Buddhism and state formation in nara, Humanities

Buddhism and State Formation in Nara

Geopolitical threats One was Japanese pirates. The other was that even in Korea, there was trend towards unification, and it made the Yamato clan nervous. Yamato clan tried to assert power over other clans.

Fragile Yamato authority Domestic vulnerabilities: tenuous authority of Yamato state vs. autonomy of provincial clans: key benefit of centralized role is taxation. Corruption came when there was not a steady flow of tax revenue.

Soga Clan immigrant group from Korea, emerged in power. Rival was the Mononobe and Nakatomi. Yamato on the sideline deciding who to ally with. Soga: big population and had reliable source of revenue. Adopted Buddhism as its clan kami.

Hata community Descendents of immigrants, refers to Korean immigrants.
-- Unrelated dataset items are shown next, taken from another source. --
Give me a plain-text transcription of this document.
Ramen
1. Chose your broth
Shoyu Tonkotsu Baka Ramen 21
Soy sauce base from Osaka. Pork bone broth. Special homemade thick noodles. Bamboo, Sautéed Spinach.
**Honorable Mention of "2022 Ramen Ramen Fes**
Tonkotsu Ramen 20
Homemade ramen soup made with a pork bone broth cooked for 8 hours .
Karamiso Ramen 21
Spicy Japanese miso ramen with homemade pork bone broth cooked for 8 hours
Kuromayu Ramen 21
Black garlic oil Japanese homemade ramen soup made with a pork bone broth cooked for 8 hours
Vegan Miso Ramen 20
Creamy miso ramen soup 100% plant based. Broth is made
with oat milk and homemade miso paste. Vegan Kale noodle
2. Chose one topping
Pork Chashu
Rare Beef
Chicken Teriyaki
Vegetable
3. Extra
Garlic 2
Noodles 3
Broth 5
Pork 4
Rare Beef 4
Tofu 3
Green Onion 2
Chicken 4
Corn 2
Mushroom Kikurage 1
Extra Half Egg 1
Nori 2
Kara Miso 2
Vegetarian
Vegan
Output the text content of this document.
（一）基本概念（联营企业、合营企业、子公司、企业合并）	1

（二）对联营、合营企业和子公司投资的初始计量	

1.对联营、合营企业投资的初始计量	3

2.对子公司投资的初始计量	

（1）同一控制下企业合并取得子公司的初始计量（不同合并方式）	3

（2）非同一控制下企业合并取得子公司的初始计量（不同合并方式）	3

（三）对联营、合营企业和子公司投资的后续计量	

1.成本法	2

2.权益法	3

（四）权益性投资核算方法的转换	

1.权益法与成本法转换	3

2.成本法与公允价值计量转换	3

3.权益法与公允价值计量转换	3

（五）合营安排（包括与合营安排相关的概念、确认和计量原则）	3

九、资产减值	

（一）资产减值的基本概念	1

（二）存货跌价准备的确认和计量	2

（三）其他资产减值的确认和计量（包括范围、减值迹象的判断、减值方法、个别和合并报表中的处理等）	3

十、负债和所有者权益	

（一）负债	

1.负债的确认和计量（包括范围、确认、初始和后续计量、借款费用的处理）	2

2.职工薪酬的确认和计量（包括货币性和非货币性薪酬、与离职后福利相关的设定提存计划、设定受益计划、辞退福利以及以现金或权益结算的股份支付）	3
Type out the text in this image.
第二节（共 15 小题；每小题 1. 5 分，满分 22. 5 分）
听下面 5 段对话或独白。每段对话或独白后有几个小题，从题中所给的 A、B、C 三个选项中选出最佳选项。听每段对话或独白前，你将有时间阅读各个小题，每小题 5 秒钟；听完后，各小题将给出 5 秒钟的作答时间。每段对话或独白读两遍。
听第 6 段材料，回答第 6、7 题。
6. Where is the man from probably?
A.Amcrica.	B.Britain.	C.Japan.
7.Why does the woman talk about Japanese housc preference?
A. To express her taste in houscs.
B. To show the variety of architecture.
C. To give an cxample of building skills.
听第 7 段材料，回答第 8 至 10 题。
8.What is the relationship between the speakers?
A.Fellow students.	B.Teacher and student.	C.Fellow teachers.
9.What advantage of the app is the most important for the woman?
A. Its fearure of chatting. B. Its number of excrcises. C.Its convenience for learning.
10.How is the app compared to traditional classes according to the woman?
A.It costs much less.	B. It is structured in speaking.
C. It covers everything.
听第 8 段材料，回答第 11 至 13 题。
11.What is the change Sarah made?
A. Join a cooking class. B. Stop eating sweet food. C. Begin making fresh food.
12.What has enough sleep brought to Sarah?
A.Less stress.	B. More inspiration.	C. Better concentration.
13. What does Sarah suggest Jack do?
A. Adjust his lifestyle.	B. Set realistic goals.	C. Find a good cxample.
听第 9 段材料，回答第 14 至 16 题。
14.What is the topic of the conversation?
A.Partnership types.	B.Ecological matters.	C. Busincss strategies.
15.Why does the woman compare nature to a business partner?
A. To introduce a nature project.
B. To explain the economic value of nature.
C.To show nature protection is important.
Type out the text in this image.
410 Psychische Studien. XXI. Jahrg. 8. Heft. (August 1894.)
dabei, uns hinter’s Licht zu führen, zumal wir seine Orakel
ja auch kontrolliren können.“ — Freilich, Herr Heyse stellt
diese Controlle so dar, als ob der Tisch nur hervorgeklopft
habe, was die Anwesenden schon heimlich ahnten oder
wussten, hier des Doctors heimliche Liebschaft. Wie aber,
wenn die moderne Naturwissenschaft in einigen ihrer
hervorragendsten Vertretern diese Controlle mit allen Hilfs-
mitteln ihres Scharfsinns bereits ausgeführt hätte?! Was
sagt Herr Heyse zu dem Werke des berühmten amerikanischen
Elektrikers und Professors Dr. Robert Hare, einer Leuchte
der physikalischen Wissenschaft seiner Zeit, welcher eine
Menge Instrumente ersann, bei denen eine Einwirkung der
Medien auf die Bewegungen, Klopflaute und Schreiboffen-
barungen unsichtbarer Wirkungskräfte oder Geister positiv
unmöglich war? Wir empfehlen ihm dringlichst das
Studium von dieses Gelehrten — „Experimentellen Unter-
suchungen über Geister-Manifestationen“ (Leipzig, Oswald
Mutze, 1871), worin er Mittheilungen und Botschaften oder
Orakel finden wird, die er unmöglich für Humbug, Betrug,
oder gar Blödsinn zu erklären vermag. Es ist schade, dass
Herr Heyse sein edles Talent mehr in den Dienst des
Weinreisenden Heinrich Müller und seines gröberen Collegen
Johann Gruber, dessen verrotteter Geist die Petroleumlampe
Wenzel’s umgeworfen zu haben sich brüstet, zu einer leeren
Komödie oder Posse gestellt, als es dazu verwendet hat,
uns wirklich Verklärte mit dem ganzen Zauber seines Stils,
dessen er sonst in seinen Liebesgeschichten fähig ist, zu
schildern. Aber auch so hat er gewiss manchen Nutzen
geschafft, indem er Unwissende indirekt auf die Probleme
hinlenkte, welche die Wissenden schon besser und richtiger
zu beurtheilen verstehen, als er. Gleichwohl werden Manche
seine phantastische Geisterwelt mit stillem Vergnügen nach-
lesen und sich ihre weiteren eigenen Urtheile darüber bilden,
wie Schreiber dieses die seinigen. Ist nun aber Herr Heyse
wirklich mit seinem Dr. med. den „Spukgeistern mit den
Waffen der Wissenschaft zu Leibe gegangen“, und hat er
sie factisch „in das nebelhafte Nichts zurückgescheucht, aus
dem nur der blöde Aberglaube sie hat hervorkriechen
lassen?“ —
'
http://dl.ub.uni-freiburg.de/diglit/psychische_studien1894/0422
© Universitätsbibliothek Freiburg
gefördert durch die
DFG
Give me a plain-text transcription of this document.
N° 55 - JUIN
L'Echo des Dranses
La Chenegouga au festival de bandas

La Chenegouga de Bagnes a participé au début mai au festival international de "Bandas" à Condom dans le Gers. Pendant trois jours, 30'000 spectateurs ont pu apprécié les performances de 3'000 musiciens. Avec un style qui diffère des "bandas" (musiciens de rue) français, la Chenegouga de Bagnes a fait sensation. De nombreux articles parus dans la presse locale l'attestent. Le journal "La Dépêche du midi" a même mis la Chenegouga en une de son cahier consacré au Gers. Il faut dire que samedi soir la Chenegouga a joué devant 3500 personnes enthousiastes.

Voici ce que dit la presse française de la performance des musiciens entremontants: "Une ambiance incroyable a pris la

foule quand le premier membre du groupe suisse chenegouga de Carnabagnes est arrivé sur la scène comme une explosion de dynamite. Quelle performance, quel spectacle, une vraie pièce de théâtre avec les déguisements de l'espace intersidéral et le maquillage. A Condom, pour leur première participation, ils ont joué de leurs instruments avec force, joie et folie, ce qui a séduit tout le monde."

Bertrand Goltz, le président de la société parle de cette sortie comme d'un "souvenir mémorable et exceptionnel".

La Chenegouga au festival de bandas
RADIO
Very active in maritime commerce: Buddhism came by trade, and people practiced Buddhism secretly.

Shiba Tatto relates to immigrant community of Japan that was already worshipping Japanese deities.

Buddha as clan kami Soga faction adopt the Buddhism as its clan kami: significant move, politically and religiously because of its ties with the immigrant community. Prestige coming from India and China, tradition of centralized rule. Religion had a lot of cultural and social implications; Buddhism: trendy, cosmopolitan, etc. Bandwagon effect: "look hip." Yamato allowed Soga to worship privately, to test its potency and power: pestilence and plague broke out, and Buddhism was pointed finger at - temple was burnt. Soon after, a fire broke out in the palace and emperor fell to illness; Buddhism points finger at anti-Buddhists.

Empress Suiko From Soga, ascended the throne because there was no successor. Appointed her nephew as the emperor, and now we begin to see Soga taking center stage of power, by intermarriage into a Yamato family.

Prince Shotoku (573-621) left institutional legacy in 7th century: implement all centralized bureaucratic structures. Marked embryonic stage of state formation: assert imperial authority through the adoption of Confucianism as state ideology and Buddhism as state religion. Buddhism was also an active force as to how to orgnize society.

         Centralized infrastructure Modeled after China. Organized court ranks, strict

         hierarchy. Adopted the Chinese calendar and Confucian cosmology - relationship

         between heaven and earth. Actively sent students to Korea and China to study

         Buddhism. Set up a national system of highways: facilitated commerce and

         unification. As a way of asserting power, sent a letter to the Sui emperor of China,

         signing, "from the emperor of rising sun to emperor of setting sun."

         Seventeen Article Constitution (604). More of a plea than a decree: moral

         injunction. Shotoku trying to use Confucian ideology as a way to compensate

         human propensity of greed, etc. minimize human flaws. Buddhist ethics to

         transform those human flaws.

Capital at Nara (710) Miniature Chang'an. East and Western sectors. Early stages of Japanese state formation: not that much wealth, not as extravagant. Not as big, very rustic. Lacked architectural/technological know-how. Bureaucracy focused more on court matters than on provincial administration. Different from Chinese system of government: China was more reliant on meritocracy, Japan more on birth and marriage alliance.

Principle of Divine Descent Direct descendent from Amaterasu vs. Mandate of Heaven which believes not in that emperor is directly descended from heaven but that they were appointed by heaven. Explains why Japan today has the longest lasting of imperial lineage. Contest for power were behind the scenes. However, emperor were merely ceremonial figueheads.

Temple of Todaiji  (728). Contributed to the formal establishment of state religion. Under Emperor Shomu. Temple of the East realm: immense structure, largest wooden structure. 50 feet bronze statue in the temple. Functioned like "a national cathedral." Built on public funds, from commoners. Believed to provide protection for the people because they had a part in it: stonger sense of connection, source for national identification.

Emperor Shomu is under whom the temple of Todaji was built.

Lochana or Vairocana Buddha Lochana: erected in 743, also known as Daibatsu Buddha. Vairocana: Sanskrit referring to sun-buddha. Cosmic, universal.

Sun-Goddess Shrine at Ise Shomu was careful, and asked permission for the shrine of Amaterasu. Buddhism and Shintoism was well integrated. Amaterasu: shintoist, shrines: Buddhist.

Decree of 741 Every provincial must have a Buddhist temple. Assure protection of state. Todaji: mothership, and a lot of other satellite temples.

Penetration of Buddhist rituals into society The temples played a role to protect the state and the health of emperor through prayer.

Taiho Code of 702 legal, or penal codes and administrative codes as the foundation of the country's legal system until the 15th century. It provided the legal framework for Shoen to emerge.